3. I have decided to insert a second RDF class for the crmgeo:SP5_Geometric_Place_Expression that encapsulates the WKT coordinates associated with a E53_Place: http://www.w3.org/2003/01/geo/wgs84_pos#SpatialThing. This opens the door to splitting the WKT point into geo:lat and geo:long properties, which are much more widely used within the broader LOD ecosystem than the CRMgeo extension.
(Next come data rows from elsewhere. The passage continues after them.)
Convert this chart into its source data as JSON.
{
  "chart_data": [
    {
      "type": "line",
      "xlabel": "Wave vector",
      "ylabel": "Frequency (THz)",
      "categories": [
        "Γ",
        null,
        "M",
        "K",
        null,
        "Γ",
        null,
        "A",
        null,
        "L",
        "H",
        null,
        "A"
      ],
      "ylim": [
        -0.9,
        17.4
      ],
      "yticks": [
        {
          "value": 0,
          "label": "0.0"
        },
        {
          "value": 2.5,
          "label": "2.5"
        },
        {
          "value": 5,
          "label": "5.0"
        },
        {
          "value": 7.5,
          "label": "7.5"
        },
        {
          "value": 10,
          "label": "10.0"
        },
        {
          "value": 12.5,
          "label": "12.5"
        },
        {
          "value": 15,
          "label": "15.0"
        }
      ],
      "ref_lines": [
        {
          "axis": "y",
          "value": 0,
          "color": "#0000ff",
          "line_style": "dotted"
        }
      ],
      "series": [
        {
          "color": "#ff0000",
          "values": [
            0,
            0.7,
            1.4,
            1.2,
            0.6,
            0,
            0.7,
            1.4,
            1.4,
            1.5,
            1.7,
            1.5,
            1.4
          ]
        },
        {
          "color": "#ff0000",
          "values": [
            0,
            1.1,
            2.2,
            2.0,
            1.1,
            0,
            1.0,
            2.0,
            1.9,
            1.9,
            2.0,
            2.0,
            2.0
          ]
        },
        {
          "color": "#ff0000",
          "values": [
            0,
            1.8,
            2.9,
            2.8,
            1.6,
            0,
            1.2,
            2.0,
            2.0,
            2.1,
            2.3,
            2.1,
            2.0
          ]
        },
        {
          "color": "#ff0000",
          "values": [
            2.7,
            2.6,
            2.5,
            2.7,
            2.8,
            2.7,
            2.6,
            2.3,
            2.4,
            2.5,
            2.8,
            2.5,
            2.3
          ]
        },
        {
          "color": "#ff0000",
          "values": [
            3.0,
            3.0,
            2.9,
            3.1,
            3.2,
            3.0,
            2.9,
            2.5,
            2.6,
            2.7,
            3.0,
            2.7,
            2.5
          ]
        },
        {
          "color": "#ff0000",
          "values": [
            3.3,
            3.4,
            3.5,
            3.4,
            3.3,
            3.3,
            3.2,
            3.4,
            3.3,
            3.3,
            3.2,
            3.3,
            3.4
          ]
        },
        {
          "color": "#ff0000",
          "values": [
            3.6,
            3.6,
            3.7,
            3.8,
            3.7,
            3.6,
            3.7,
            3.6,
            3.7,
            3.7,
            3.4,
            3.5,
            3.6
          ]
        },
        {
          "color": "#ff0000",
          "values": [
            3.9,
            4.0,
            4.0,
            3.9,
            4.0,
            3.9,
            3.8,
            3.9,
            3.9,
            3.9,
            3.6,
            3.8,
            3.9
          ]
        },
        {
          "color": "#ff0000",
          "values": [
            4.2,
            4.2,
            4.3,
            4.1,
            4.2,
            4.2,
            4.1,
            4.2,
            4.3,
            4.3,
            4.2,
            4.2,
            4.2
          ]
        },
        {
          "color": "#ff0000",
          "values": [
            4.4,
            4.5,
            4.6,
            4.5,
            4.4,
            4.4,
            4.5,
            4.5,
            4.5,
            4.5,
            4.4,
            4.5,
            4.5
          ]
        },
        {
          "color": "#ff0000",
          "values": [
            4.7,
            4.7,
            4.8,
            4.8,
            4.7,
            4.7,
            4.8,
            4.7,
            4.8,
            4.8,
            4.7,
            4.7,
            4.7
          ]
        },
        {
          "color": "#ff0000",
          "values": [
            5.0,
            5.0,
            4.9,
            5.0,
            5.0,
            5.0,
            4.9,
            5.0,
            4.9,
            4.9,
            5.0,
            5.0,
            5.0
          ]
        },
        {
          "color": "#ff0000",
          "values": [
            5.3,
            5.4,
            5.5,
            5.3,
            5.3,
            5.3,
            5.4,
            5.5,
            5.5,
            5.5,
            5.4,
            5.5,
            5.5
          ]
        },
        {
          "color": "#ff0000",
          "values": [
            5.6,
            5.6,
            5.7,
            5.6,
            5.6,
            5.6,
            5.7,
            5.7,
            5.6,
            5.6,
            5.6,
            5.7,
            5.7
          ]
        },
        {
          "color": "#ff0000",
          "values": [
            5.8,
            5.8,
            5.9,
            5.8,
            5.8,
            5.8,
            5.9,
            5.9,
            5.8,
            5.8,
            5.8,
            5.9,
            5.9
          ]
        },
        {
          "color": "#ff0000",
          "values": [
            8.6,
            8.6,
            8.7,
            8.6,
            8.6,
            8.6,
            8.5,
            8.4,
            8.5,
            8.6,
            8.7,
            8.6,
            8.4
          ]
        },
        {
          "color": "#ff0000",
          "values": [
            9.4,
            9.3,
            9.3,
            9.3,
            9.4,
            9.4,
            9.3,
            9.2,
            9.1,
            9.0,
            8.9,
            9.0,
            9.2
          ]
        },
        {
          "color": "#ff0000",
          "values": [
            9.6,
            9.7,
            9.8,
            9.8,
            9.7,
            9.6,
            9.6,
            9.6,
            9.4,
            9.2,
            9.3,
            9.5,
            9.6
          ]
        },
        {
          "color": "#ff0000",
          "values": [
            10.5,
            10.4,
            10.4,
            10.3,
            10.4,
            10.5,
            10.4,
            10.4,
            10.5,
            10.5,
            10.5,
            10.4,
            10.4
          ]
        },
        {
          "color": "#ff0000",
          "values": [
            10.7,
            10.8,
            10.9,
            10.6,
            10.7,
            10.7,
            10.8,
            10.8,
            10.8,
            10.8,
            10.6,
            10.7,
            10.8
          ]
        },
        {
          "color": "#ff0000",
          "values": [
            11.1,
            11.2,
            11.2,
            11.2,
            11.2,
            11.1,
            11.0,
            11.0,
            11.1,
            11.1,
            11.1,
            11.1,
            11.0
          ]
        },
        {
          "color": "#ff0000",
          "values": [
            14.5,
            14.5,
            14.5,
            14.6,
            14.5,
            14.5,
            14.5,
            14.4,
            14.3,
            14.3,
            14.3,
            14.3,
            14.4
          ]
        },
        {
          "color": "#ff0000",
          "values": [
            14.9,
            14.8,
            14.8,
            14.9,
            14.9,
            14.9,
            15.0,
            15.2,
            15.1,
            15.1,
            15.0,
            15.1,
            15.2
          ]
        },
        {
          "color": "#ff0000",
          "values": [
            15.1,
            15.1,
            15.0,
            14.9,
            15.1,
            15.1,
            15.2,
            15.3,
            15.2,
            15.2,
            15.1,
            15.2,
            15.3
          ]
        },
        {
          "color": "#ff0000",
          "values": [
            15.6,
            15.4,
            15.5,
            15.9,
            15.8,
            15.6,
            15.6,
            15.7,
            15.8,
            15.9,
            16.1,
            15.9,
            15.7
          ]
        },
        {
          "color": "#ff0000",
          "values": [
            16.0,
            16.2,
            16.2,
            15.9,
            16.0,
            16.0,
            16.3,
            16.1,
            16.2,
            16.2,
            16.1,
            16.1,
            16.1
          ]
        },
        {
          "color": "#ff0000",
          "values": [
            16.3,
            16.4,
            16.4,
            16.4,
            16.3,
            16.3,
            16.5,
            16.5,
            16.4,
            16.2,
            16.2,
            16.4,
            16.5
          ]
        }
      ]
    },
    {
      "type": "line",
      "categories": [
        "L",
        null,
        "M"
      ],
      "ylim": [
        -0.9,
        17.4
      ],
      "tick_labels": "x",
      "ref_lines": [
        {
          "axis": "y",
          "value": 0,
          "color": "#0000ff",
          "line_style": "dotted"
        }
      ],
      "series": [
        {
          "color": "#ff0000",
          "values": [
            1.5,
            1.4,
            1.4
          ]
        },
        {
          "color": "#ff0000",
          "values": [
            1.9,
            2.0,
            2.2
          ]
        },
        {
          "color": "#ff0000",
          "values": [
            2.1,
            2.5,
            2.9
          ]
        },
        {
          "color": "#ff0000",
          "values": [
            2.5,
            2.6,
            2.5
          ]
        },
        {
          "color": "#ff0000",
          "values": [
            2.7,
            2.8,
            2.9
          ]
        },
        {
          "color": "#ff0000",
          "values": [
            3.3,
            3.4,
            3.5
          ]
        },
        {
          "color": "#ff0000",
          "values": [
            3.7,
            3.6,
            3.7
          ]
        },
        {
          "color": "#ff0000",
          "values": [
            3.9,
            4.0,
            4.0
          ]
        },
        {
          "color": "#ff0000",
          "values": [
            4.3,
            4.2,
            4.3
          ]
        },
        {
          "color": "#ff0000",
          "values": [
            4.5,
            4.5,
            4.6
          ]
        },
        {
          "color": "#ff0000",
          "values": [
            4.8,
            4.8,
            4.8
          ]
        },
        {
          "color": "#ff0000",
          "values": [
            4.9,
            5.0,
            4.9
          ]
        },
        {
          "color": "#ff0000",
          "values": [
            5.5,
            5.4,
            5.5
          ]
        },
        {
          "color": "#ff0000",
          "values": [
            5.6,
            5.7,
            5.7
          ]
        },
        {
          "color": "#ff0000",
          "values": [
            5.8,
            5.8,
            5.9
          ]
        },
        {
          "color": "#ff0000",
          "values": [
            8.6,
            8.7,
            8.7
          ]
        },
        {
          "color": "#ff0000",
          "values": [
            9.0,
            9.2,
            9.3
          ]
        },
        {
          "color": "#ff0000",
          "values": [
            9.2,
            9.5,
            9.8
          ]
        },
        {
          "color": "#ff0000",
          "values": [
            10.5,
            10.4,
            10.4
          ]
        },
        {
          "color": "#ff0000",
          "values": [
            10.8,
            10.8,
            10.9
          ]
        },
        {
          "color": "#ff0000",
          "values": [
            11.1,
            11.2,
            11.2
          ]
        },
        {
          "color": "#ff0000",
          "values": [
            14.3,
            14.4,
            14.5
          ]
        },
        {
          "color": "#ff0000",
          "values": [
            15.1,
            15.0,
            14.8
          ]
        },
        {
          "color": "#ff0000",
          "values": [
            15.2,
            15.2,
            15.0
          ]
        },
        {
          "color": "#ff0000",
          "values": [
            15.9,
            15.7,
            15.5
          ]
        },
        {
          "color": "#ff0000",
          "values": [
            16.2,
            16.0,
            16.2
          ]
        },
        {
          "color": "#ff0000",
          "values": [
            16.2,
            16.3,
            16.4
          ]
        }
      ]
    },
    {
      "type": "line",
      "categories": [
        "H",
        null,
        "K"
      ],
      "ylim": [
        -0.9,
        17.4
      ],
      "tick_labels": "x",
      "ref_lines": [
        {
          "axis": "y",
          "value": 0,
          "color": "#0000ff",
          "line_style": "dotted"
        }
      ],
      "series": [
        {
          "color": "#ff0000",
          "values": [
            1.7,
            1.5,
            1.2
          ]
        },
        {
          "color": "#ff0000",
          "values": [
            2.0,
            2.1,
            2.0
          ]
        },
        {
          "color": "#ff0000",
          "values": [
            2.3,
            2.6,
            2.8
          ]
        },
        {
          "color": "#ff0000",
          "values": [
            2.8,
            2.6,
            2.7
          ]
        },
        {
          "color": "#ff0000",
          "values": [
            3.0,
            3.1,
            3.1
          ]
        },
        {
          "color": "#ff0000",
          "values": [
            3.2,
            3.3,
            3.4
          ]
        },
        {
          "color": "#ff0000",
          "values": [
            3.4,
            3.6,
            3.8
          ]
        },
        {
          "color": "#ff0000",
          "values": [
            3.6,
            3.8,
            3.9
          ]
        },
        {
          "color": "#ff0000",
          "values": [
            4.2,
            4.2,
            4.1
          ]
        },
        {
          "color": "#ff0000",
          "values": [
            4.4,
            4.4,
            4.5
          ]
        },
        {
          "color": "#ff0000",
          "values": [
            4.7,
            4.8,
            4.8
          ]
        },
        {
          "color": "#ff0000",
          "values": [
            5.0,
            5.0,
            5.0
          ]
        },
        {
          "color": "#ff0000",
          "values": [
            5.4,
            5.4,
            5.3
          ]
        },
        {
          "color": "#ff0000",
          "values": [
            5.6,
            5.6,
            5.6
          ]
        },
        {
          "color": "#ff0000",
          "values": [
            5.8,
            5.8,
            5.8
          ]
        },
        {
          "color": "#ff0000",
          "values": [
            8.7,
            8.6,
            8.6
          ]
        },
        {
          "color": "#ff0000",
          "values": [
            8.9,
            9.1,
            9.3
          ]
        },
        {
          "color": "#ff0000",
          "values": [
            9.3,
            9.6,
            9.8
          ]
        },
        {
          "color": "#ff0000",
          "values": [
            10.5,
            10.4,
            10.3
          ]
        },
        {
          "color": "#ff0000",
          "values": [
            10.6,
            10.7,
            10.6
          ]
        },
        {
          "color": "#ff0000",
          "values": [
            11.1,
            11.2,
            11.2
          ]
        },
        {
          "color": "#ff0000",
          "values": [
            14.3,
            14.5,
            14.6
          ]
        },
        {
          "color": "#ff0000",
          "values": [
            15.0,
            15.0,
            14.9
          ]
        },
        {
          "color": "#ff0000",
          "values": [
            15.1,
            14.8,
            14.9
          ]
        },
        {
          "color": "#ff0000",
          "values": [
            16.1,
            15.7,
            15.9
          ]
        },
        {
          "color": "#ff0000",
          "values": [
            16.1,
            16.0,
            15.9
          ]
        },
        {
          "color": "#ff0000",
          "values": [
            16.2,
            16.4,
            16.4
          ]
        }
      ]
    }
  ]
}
This means the E53_Place has two properties pointing to the same SpatialThing node, a geo:location and a crm:P168_place_is_defined_by, meaning the model remains conformant to CIDOC CRM.

As discussed above, the JSON-LD harvesting workflow will normalize this gazetteer URI to a Wikidata Q entity, extracting skos:exactMatches, coordinates, and modern geographic hierarchy and ingest these into the Kerameikos SPARQL endpoint for query and visualization.

A getFindspots API has been implemented in Kerameikos, e.g., http://kerameikos.org/apis/getFindspots?id=stamnos, which yields GeoJSON serialized from a SPARQL query that gets all of the unique findspots for a particular concept.

Geographic distribution of stamnoi.


A stamnos from Newfields is the first object in Kerameikos.org with a findspot (Vulci).

Due to the inherent hierarchy extracted from Wikidata, it is possible to query all vases found in the country of Italy, for example:


SELECT ?object ?title WHERE {  
  ?object crmsci:O19i_was_object_found_by ?encounter ;
          crm:P1_is_identified_by ?id .
  ?id crm:P2_has_type <http://vocab.getty.edu/aat/300404670> ;
      crm:P190_has_symbolic_content ?title .
  ?encounter a crmsci:S19_Encounter_Event ;
               crm:P7_took_place_at/crm:P89_falls_within+ <http://www.wikidata.org/entity/Q38>
}

This advancement is the tip of the iceberg for what's possible once we begin to aggregate a larger corpus of materials with archaeological context.